Last night was a rather nerve wracking experience for me. It was one of those moments where I sat there (well, lay there is far more appropriate…but ironically that makes it sound inappropriate. It wasn’t.) fidgeting and finding crass remarks to add to just about anything to pass the achingly painful moments of silence that passed while my company completed the task at hand. As we lay there together (appropriately), I’d flit from one thing to the next in random spurts of speaking, while making the mouse on the computer screen bounce spastically around for no apparent reason – other than occasionally moving the visible portion of the Firefox window down to reveal new material. I continued this nonsense until he put one hand over mine and said “STOP! Every time you do that, my ADD kicks in and I have to watch the mouse have a seizure and then I lose my place!”
I was letting him read my Blog. More specifically, I was letting him read the Blogs about HIM.
I say “Let”, and I’m immediately aware of how obviously strange that word usage is. This Blog is clearly open for the world to see. If he felt so inclined, he could look at it whenever he’s able and peruse the mind of yours truly without my self-conscious antics to divert his attention. Why, then, do I turn into a four-year-old when he’s viewing something which random strangers are given unspoken and unquestioning permission (Hello, random readers) to read?

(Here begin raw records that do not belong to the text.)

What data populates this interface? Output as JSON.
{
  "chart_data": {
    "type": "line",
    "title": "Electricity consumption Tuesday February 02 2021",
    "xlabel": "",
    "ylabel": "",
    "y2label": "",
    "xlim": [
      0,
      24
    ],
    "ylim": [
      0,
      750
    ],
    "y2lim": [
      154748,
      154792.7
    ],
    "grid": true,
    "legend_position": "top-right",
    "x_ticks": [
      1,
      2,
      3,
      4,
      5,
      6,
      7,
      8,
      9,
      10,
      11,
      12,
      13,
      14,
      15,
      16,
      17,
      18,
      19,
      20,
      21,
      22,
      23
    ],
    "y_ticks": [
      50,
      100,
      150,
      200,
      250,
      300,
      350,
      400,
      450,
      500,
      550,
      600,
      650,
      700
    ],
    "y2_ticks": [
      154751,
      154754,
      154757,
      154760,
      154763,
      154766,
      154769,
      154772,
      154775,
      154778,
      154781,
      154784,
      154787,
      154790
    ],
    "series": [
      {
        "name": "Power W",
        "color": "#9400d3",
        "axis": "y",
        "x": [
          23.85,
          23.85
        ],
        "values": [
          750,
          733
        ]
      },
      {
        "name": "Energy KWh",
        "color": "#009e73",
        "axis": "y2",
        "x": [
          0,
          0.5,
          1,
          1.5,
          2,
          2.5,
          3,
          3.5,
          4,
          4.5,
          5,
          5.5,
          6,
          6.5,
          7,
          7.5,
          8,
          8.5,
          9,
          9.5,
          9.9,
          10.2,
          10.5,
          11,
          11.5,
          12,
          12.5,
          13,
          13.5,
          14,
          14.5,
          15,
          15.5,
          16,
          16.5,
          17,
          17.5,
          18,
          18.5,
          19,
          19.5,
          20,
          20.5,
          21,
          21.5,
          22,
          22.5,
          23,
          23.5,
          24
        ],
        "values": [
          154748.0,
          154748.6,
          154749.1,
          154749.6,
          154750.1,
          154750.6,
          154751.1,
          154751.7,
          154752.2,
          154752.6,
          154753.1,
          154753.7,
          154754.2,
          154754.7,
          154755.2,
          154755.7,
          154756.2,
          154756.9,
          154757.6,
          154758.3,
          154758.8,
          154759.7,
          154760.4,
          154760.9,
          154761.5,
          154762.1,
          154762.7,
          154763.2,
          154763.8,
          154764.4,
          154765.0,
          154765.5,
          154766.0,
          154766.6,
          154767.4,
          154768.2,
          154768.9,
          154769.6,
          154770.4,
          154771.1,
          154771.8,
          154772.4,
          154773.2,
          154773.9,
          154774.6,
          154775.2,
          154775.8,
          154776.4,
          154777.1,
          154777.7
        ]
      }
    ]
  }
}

I suppose it’s for the same reason we still have yet to define the relationship. It’s that moment where you made a very crucial and potentially risky decision: do you fold or do you show your cards and let the chips land where they may? It’s that moment where you find out who’s been bluffing, who’s been hiding the winning hand, or whatever other card-related metaphor which could apply to two people having a “let’s cut the bull shit” interaction. For me, showing him my mind laid bare on the subject of him was one of those moments. Granted, it wasn’t up to the moment bare, as the entry in question was written over a month ago. Since then, things have changed.
A lot has changed, actually. I looked back at the entries from last year when I mentioned the inevitable end to our relationship. At the time, I felt like writing it may make it more of a reality that I could follow through on. As it turns out, time hasn’t really proven faithful to my predisposed assumptions. Someone I thought I could discard if forced to by rules and whatnot is now someone I have no desire to part with. Someone who I thought I wouldn’t let myself get attached to is now one who’s company I find comfort in, and whose friendship I trust more and more as the days go by. I have no presumptions for the future, on either end of the spectrum. I stopped assuming the fate of just about anything relationship related a little while ago, and taking things as they come is far more exciting than living a secondary life of imagined future bliss in the confines of my head.
Being vulnerable is something I have never enjoyed. Learning to live and love as such – well, that’s proving to have far more enjoyable dividends than living life as a rock. A really polished and shiny rock, but at the end of the day a rock is a rock – and no one wants to snuggle a rock. Do they?